English Curriculum Guide
The goal of the English Department is to encourage and enable all students to:
- read with deeper understanding
- explore texts at literal, interpretive, and critical levels
- expand their repertoire of writing styles and genres
- write with increased insight, evidence, and clarity
- incorporate evidence to support their opinions and arguments
- increase their vocabulary
- overcome their errors in grammar, spelling, and punctuation through individualized correction
- become clearer, more articulate, and more confident oral communicators
- develop more sensitive listening skills
- become media literate students and citizens
- reflect on their development as thinkers, readers, writers, speakers, and listeners in order to better understand their own strengths and areas for growth
- become more organized, more diligent, more responsible, and more reflective as students and as citizens
To be successful in an increasingly global community, students need to enhance their communication skills – written, oral, group, interpersonal, and multimedia communication. New technology is not diminishing but increasing the role of literacies in the 21st century. The ability to speak and write clearly and persuasively, to know one’s audience and purpose, to be sensitive to cultural and disciplinary contexts, to listen carefully, and to engage in articulate, deep discussions are essential skills for the 21st century.

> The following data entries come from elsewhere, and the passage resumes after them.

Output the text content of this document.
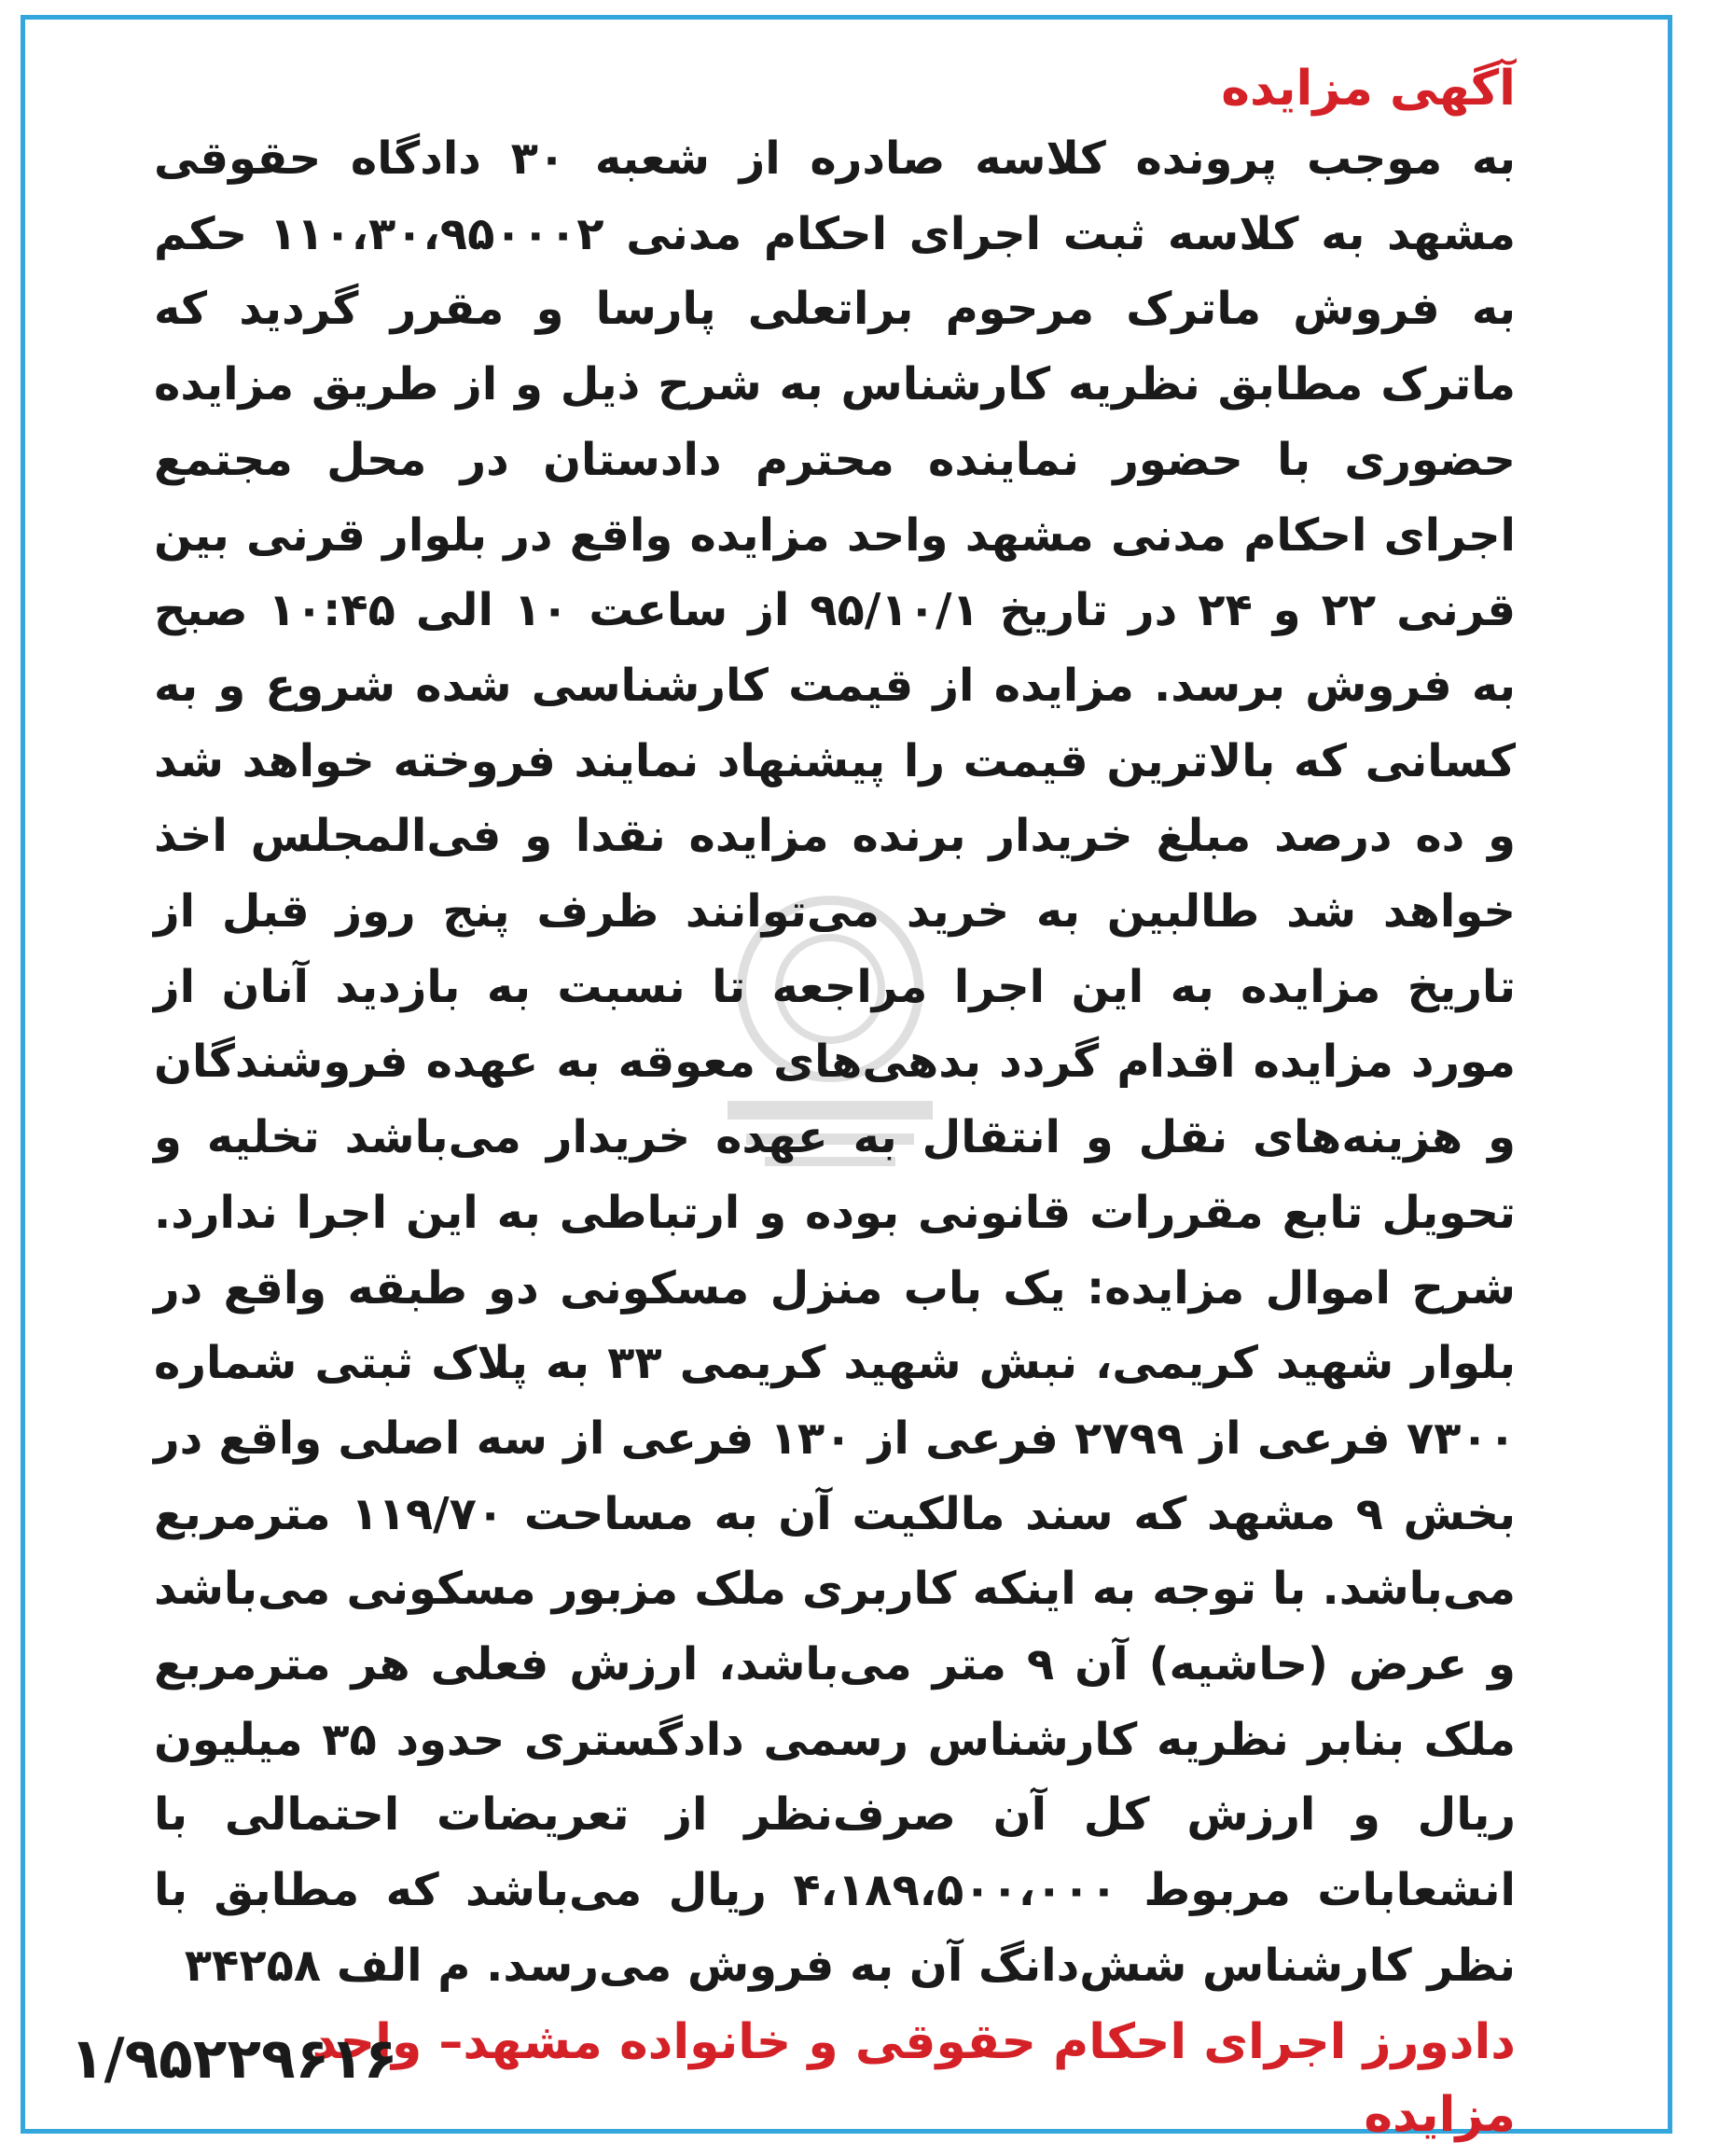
آگهی مزایده

به موجب پرونده کلاسه صادره از شعبه ۳۰ دادگاه حقوقی مشهد به کلاسه ثبت اجرای احکام مدنی ۱۱۰،۳۰،۹۵۰۰۰۲ حکم به فروش ماترک مرحوم براتعلی پارسا و مقرر گردید که ماترک مطابق نظریه کارشناس به شرح ذیل و از طریق مزایده حضوری با حضور نماینده محترم دادستان در محل مجتمع اجرای احکام مدنی مشهد واحد مزایده واقع در بلوار قرنی بین قرنی ۲۲ و ۲۴ در تاریخ ۹۵/۱۰/۱ از ساعت ۱۰ الی ۱۰:۴۵ صبح به فروش برسد. مزایده از قیمت کارشناسی شده شروع و به کسانی که بالاترین قیمت را پیشنهاد نمایند فروخته خواهد شد و ده درصد مبلغ خریدار برنده مزایده نقدا و فی‌المجلس اخذ خواهد شد طالبین به خرید می‌توانند ظرف پنج روز قبل از تاریخ مزایده به این اجرا مراجعه تا نسبت به بازدید آنان از مورد مزایده اقدام گردد بدهی‌های معوقه به عهده فروشندگان و هزینه‌های نقل و انتقال به عهده خریدار می‌باشد تخلیه و تحویل تابع مقررات قانونی بوده و ارتباطی به این اجرا ندارد. شرح اموال مزایده: یک باب منزل مسکونی دو طبقه واقع در بلوار شهید کریمی، نبش شهید کریمی ۳۳ به پلاک ثبتی شماره ۷۳۰۰ فرعی از ۲۷۹۹ فرعی از ۱۳۰ فرعی از سه اصلی واقع در بخش ۹ مشهد که سند مالکیت آن به مساحت ۱۱۹/۷۰ مترمربع می‌باشد. با توجه به اینکه کاربری ملک مزبور مسکونی می‌باشد و عرض (حاشیه) آن ۹ متر می‌باشد، ارزش فعلی هر مترمربع ملک بنابر نظریه کارشناس رسمی دادگستری حدود ۳۵ میلیون ریال و ارزش کل آن صرف‌نظر از تعریضات احتمالی با انشعابات مربوط ۴،۱۸۹،۵۰۰،۰۰۰ ریال می‌باشد که مطابق با نظر کارشناس شش‌دانگ آن به فروش می‌رسد. م الف ۳۴۲۵۸

دادورز اجرای احکام حقوقی و خانواده مشهد– واحد مزایده
۱/۹۵۲۲۹۶۱۶
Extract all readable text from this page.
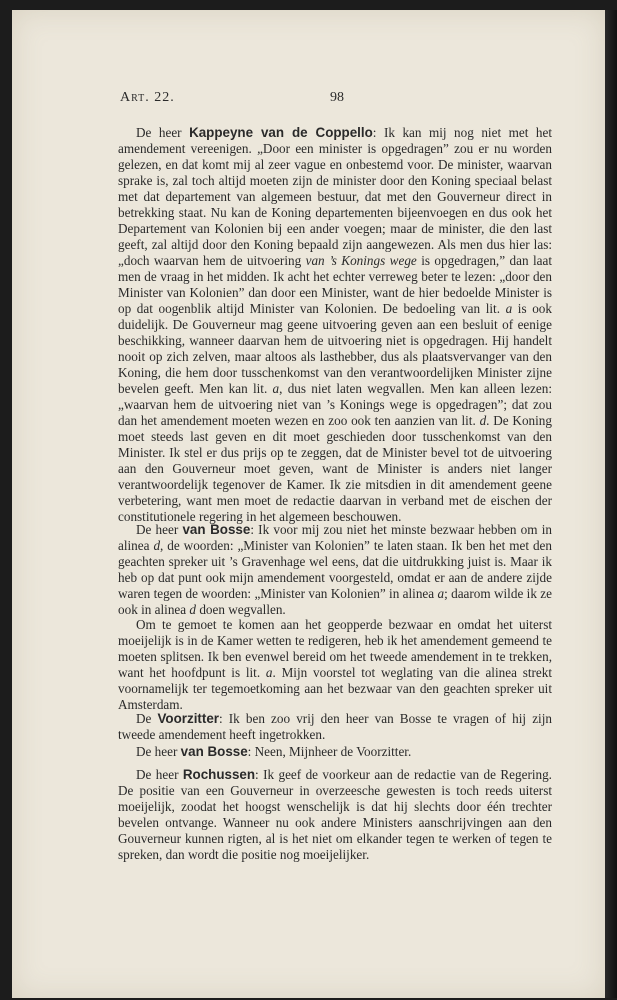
Art. 22.	98

De heer Kappeyne van de Coppello: Ik kan mij nog niet met het amendement vereenigen. „Door een minister is opgedragen” zou er nu worden gelezen, en dat komt mij al zeer vague en onbestemd voor. De minister, waarvan sprake is, zal toch altijd moeten zijn de minister door den Koning speciaal belast met dat departement van algemeen bestuur, dat met den Gouverneur direct in betrekking staat. Nu kan de Koning departementen bijeenvoegen en dus ook het Departement van Kolonien bij een ander voegen; maar de minister, die den last geeft, zal altijd door den Koning bepaald zijn aangewezen. Als men dus hier las: „doch waarvan hem de uitvoering van ’s Konings wege is opgedragen,” dan laat men de vraag in het midden. Ik acht het echter verreweg beter te lezen: „door den Minister van Kolonien” dan door een Minister, want de hier bedoelde Minister is op dat oogenblik altijd Minister van Kolonien. De bedoeling van lit. a is ook duidelijk. De Gouverneur mag geene uitvoering geven aan een besluit of eenige beschikking, wanneer daarvan hem de uitvoering niet is opgedragen. Hij handelt nooit op zich zelven, maar altoos als lasthebber, dus als plaatsvervanger van den Koning, die hem door tusschenkomst van den verantwoordelijken Minister zijne bevelen geeft. Men kan lit. a, dus niet laten wegvallen. Men kan alleen lezen: „waarvan hem de uitvoering niet van ’s Konings wege is opgedragen”; dat zou dan het amendement moeten wezen en zoo ook ten aanzien van lit. d. De Koning moet steeds last geven en dit moet geschieden door tusschenkomst van den Minister. Ik stel er dus prijs op te zeggen, dat de Minister bevel tot de uitvoering aan den Gouverneur moet geven, want de Minister is anders niet langer verantwoordelijk tegenover de Kamer. Ik zie mitsdien in dit amendement geene verbetering, want men moet de redactie daarvan in verband met de eischen der constitutionele regering in het algemeen beschouwen.

De heer van Bosse: Ik voor mij zou niet het minste bezwaar hebben om in alinea d, de woorden: „Minister van Kolonien” te laten staan. Ik ben het met den geachten spreker uit ’s Gravenhage wel eens, dat die uitdrukking juist is. Maar ik heb op dat punt ook mijn amendement voorgesteld, omdat er aan de andere zijde waren tegen de woorden: „Minister van Kolonien” in alinea a; daarom wilde ik ze ook in alinea d doen wegvallen.

Om te gemoet te komen aan het geopperde bezwaar en omdat het uiterst moeijelijk is in de Kamer wetten te redigeren, heb ik het amendement gemeend te moeten splitsen. Ik ben evenwel bereid om het tweede amendement in te trekken, want het hoofdpunt is lit. a. Mijn voorstel tot weglating van die alinea strekt voornamelijk ter tegemoetkoming aan het bezwaar van den geachten spreker uit Amsterdam.

De Voorzitter: Ik ben zoo vrij den heer van Bosse te vragen of hij zijn tweede amendement heeft ingetrokken.

De heer van Bosse: Neen, Mijnheer de Voorzitter.

De heer Rochussen: Ik geef de voorkeur aan de redactie van de Regering. De positie van een Gouverneur in overzeesche gewesten is toch reeds uiterst moeijelijk, zoodat het hoogst wenschelijk is dat hij slechts door één trechter bevelen ontvange. Wanneer nu ook andere Ministers aanschrijvingen aan den Gouverneur kunnen rigten, al is het niet om elkander tegen te werken of tegen te spreken, dan wordt die positie nog moeijelijker.
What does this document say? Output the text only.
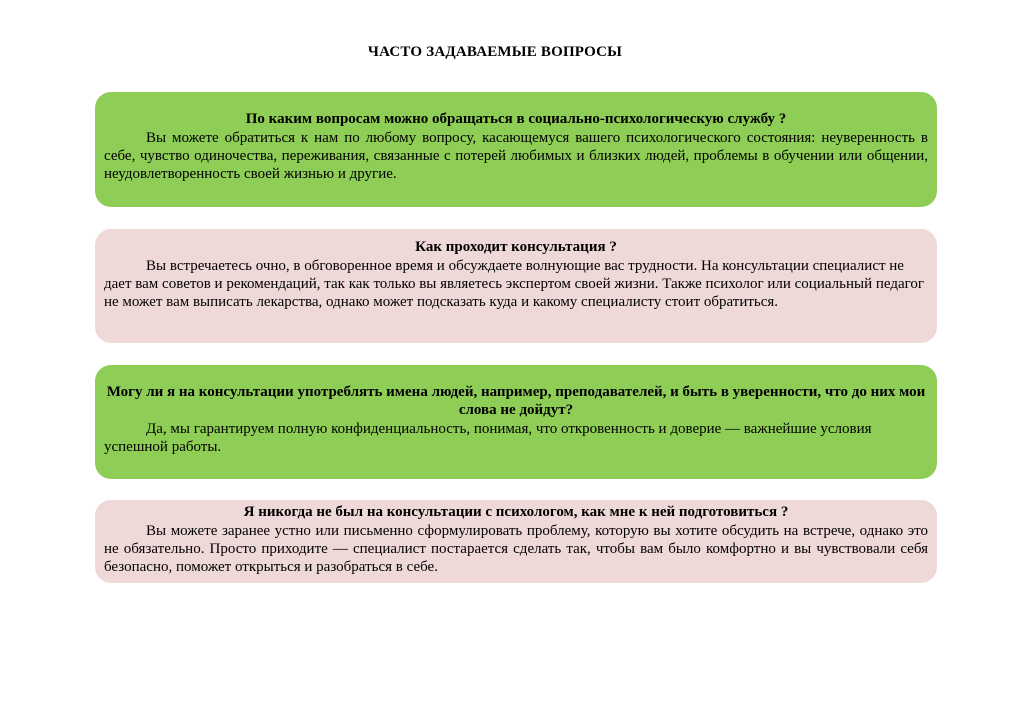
ЧАСТО ЗАДАВАЕМЫЕ ВОПРОСЫ
По каким вопросам можно обращаться в социально-психологическую службу ?
Вы можете обратиться к нам по любому вопросу, касающемуся вашего психологического состояния: неуверенность в себе, чувство одиночества, переживания, связанные с потерей любимых и близких людей, проблемы в обучении или общении, неудовлетворенность своей жизнью и другие.
Как проходит консультация ?
Вы встречаетесь очно, в обговоренное время и обсуждаете волнующие вас трудности. На консультации специалист не дает вам советов и рекомендаций, так как только вы являетесь экспертом своей жизни. Также психолог или социальный педагог не может вам выписать лекарства, однако может подсказать куда и какому специалисту стоит обратиться.
Могу ли я на консультации употреблять имена людей, например, преподавателей, и быть в уверенности, что до них мои слова не дойдут?
Да, мы гарантируем полную конфиденциальность, понимая, что откровенность и доверие — важнейшие условия успешной работы.
Я никогда не был на консультации с психологом, как мне к ней подготовиться ?
Вы можете заранее устно или письменно сформулировать проблему, которую вы хотите обсудить на встрече, однако это не обязательно. Просто приходите — специалист постарается сделать так, чтобы вам было комфортно и вы чувствовали себя безопасно, поможет открыться и разобраться в себе.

English courses are offered with the intent of not only challenging the intellectually curious but also providing a good background of understanding for all. English classes maintain a balance between the content of the discipline – literature and rhetoric – and the skills of language arts – reading, writing, speaking, and listening – that are important across all content areas.
Writing instruction focuses on intermediate writing skills, general writing knowledge and procedures, such as the writing process, and more interdisciplinary forms and genres of writing. Students are expected to gain mastery of more complex genres as they move through school, including expressive or creative writing, expository genres, argument, and interpretive writing.